「志乃〜呼び出されてるけどどーする?」と言うその声に一瞬教室内は静かになり、すぐにざわついた。それくらい衝撃的だったのだ。スリッパの色は一年生、まさか直接呼び出す度胸があるなんて…と。しかも、手紙にしても通りすがりに声をかけたにしても、遥が話を聞いた試しはないというのに。
「居ないって言って」
「いや見えてるけど。…てことで、いないらしいよ」
「……」
顔はよく見えないけれど、二つに結ったふわふわの髪が特徴的なその子は、一瞬俯いてから何かを決意したように顔をあげて中に入ってきた。「え、」と、思わず声を漏らしたのは谷口くんだけじゃないだろう。その子は一直線に僕らのところへ来て、足を止めた。
「あの、」
「……」
「あの、志乃先輩」
一声目は無視をかました遥も二度目の呼びかけに目だけは彼女へ向けた。
「話が、あるんですけど」
「…なに」
「ここで、告白して良いんですか?」
「別に、良いけど」
いや良くないよ。なんて僕の意見を述べる隙もなく、その子はゆっくり遥の腕を掴んだ。
「好きです。付き合ってください」
「無理です」
本当にすごい度胸。けれどそれをあっさり間髪いれずに打ち砕いた遥もすごい。付き合っている身としてはこれ以上安心することはないから、少しだけ嬉しくもあったのだけど。
「付き合っている人がいるって、本当ですか?」
「本当」
「じゃあ写真とか見せてください」
「なんで」
「じゃなきゃ納得できません」
「別に、しなくていいよ」
「じゃあ諦めません」
「迷惑だから」
「ちょ、志乃、君も、ちょっと落ち着いてよ。ね、ほら、教室だし」
「わたし、志乃先輩と話してるんですけど」
どうどうと落ち着かせようとした谷口くんにまで強い口調は飛び火して、あげくのはてには殺すんじゃないかってくらいの目付きで谷口くんを睨んでいた。
「あのさ、志乃の彼女、まじで可愛いよ。料理とか家事は何でも出来るし、頭も良いし、優しくて思いやりもあるし。君みたいに自分勝手なこともしない。常識もあって、君が入る隙間、ないと思うけど」
「一年五組の水谷なぎさです」
そこなんだ、谷口くんの渾身の褒め殺しをスルーしてそこなんだ。その言葉の全部が僕に当てはまると思って言ったのかは謎だけど、そこまで言う谷口くんも相当頭にきているのかもしれない。
「谷口くんの言う通りだから、もう出てって」
「……」
「分かんない?」
「…分かりました、失礼します。でも、また来ます」
最後まで強気な水谷さんは、教室からも廊下のギャラリーからも、すごい視線を集めて出ていった。遥の態度を目の当たりにした周りの子は、流石にやばいと思ったのかそそくさと散っていった。
「スゲーのに惚れられたなあ」
「嬉しくない〜」
「音羽?どうかした?」
「へ、あ、ううん、なんでもない」
「大丈夫か?」
「うん、平気。すごいなーと思って」
本当にそう思っていた僕に、遥はやんわりと手を繋いできて「ごめんね」と呟いた。遥が謝ることじゃないよと言っても、しゅんと垂れた耳と尻尾が見えた気がしていたたまれなくなってしまった。水谷さんも、あんなに怖い顔をしていなければ、きっと可愛らしい雰囲気を出せるだろうに。女の子なんだからと、少し引け目を感じたことは胸の奥に押し込んだ。どちらかと言えば可愛らしい、に入るであろう彼女の、けれど意思の強そうな目が印象的だった。無差別に、怖いなとも、同時に思った。

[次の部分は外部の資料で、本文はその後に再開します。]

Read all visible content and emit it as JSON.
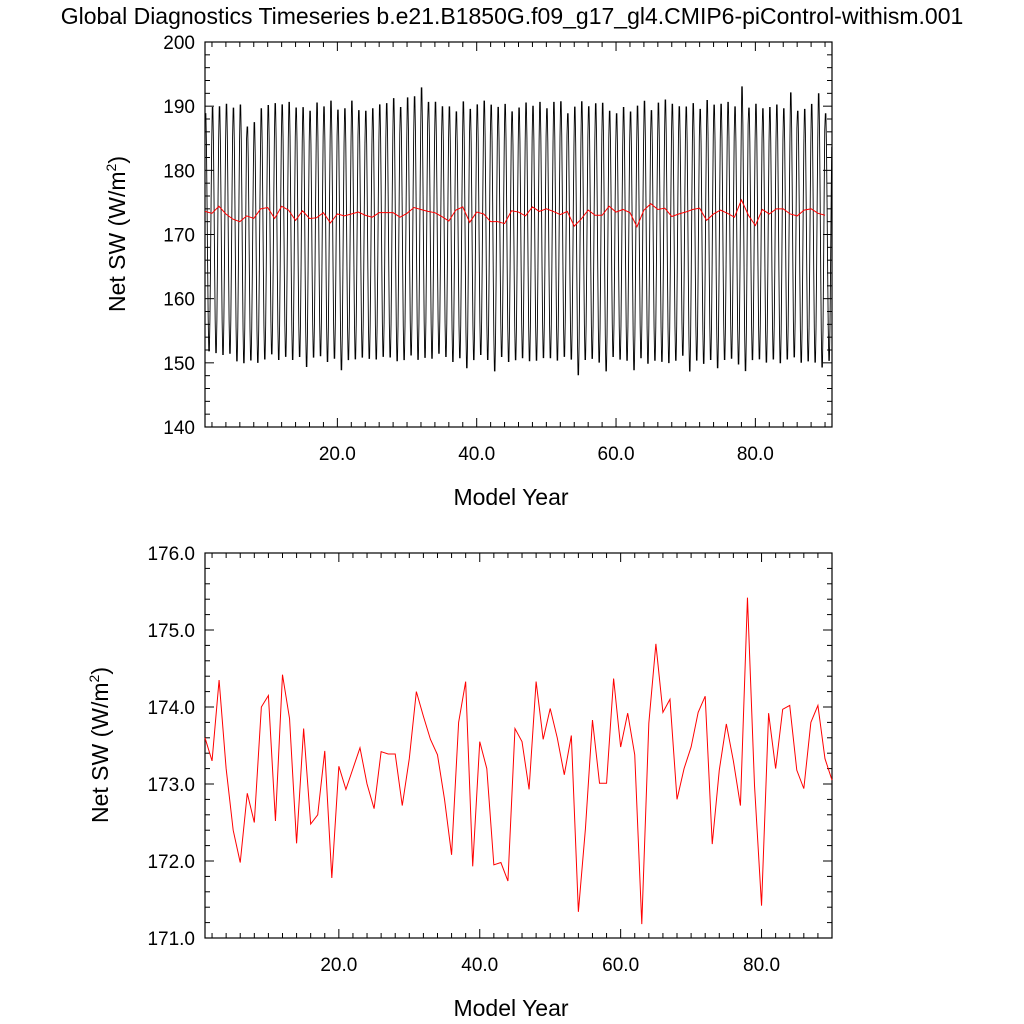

その日、遥は学校帰りにそのまま美容院へ向かった。まおのお迎えがなくなった今、帰りに買い物をしようとスーパーに寄ると、時間を気にしなくて良い分意識が散漫になるのか、どうしても買い忘れがでるようになってしまった。それでも一人で買い物を済ませて帰ると、美容院中の遥からメールが来た。
「終わったら会いにいっても良い?」という旨のそのメールに、オーケーの返事をする。まさか今日中に見られるとは、なんて浮かれぎみに食材を片付けた。
まおは僕より先に帰っていて、もうリビングで意気揚々と宿題を広げている。ちゃんと戸締まりもできるし、最近はご飯のお手伝いもお皿だしだけじゃなく、野菜を切ったりまでしてくれる。本当は少し怖いけど、そんな成長が見れることはすごく幸せだ。
「りんちゃん」
「んー?」
「今日はるちゃんは?」
「もう少ししたら来ると思うよ」
と言っても、顔を見に来るだけだと思うけど。僕に一番に見せに行きたいと思ってくれただけでも充分嬉しい。まおもきっと遥の変化に気づいて満面の笑みを浮かべるのだろう。